Think of it like KonMari for your Instagram feed. Does it make you feel good? Then keep it! If it doesn’t make you feel good, it’s time to let it go. If you’re an Instagram user who’s often bombarded by #fitspo and diet-related #sponcon, unfollowing accounts that share posts that don’t make you feel good can be a big relief. Start scrolling with a critical eye, and unfollow liberally.

The Instagram algorithm can also feed you up some things that are less helpful without you even asking for it, so it can be good to mute some hashtags (#thinspiration, #fitspo and #weightloss are some good ones to start with). At the same time, following some hashtags can help you see more of the stuff you find helpful. Some of my favourites include #bodyacceptance, #antidiet and #EDrecovery.

Chase diversity

The bodies represented in mainstream media largely look the same. By actively chasing more diverse representations in your Instagram feed, you can build something that more accurately represents the world (with its many, many experiences and identities), and helps to broaden your world view. Some accounts operate as curators for diverse representation of bodies, and these can be gateways to other accounts that align with your values. I found IFD Bodies, Amnimoda, and Non Airbrushed Me to be great starting points.

What matters to you?

Perhaps you’re looking for words of wisdom and daily reminders to take your meds or drink some water when you feel overwhelmed – many therapists, activists and advocates have accounts that can give you this (#EDrecovery). Perhaps you’re looking to see your own body represented in your social media feed – my attitude to clothes shopping as a fat person was transformed by Instagram (#fatshion). Maybe you’re looking to dive deep into the social justice issues around food security, diet culture and weight stigma – there’s a whole heap of that (#antidiet).

Have a think about what you wish you could see in your feed, and search it as a hashtag – somebody out there is making that content, I promise.
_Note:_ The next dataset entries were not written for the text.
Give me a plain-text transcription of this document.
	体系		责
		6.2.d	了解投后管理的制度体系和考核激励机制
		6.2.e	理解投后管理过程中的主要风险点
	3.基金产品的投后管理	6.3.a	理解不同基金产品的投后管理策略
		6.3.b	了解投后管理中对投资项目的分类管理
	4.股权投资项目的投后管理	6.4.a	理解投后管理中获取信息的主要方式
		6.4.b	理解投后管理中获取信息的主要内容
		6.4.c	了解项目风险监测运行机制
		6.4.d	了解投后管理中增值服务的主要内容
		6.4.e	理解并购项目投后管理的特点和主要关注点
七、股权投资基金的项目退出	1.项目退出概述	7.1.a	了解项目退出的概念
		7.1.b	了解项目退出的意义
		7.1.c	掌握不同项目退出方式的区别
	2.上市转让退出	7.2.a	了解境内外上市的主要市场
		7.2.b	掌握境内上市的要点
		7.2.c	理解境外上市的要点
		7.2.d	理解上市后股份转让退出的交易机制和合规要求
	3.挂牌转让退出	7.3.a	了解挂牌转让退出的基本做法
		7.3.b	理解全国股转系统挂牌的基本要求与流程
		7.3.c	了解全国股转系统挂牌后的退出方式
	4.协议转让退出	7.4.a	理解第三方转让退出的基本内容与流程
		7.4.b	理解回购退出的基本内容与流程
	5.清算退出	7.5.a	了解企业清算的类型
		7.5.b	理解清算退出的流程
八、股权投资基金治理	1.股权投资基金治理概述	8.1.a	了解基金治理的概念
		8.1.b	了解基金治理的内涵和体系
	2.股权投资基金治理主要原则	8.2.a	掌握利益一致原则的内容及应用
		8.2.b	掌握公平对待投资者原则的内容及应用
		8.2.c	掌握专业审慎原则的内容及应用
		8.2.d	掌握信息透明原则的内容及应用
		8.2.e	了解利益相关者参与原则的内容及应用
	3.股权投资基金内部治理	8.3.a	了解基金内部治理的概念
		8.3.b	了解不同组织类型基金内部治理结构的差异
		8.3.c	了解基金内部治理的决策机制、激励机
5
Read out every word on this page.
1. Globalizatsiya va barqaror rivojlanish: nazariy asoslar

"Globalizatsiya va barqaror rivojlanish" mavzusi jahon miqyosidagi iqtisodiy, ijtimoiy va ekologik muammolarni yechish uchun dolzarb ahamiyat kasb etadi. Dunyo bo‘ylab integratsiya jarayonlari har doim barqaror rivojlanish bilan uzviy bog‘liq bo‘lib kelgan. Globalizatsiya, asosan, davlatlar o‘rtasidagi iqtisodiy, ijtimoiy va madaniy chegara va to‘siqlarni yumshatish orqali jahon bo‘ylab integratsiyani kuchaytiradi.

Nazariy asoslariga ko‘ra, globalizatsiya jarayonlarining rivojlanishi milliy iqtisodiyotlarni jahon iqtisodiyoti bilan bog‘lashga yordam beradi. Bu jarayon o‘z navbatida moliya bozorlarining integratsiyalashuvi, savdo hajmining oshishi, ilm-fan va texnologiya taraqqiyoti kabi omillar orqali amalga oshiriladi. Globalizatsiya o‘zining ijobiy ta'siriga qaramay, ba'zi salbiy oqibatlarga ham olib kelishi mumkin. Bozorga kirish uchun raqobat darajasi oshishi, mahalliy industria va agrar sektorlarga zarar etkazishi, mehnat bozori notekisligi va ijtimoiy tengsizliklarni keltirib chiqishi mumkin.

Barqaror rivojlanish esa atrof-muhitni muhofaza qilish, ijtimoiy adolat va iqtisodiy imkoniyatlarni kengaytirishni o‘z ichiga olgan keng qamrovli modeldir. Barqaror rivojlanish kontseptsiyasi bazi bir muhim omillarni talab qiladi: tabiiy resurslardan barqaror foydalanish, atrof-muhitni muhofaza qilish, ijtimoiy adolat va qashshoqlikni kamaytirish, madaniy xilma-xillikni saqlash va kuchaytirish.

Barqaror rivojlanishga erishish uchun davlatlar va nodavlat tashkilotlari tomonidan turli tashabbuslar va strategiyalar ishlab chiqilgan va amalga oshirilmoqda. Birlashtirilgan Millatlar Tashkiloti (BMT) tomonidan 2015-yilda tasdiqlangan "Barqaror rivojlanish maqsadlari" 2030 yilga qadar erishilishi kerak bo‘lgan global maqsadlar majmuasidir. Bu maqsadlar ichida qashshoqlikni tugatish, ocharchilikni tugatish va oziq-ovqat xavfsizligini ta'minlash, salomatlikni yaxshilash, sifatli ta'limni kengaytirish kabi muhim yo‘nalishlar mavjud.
During Body Image and Eating Disorders Awareness Week 2020, I made a thread full of places I’d recommend to get started – you’ll find it on my Instagram in my highlights, under ‘BIEDAW’.

 

I’m still learning how to make Instagram a safe place during recovery. I came here to aid my recovery, but it’s not always a safe place: to make it so requires intentional curation.

Sam van Zweden is a Melbourne-based writer interested in food, memory, and mental health with lived experience of disordered eating. Her first book, Eating with my Mouth Open, is available now.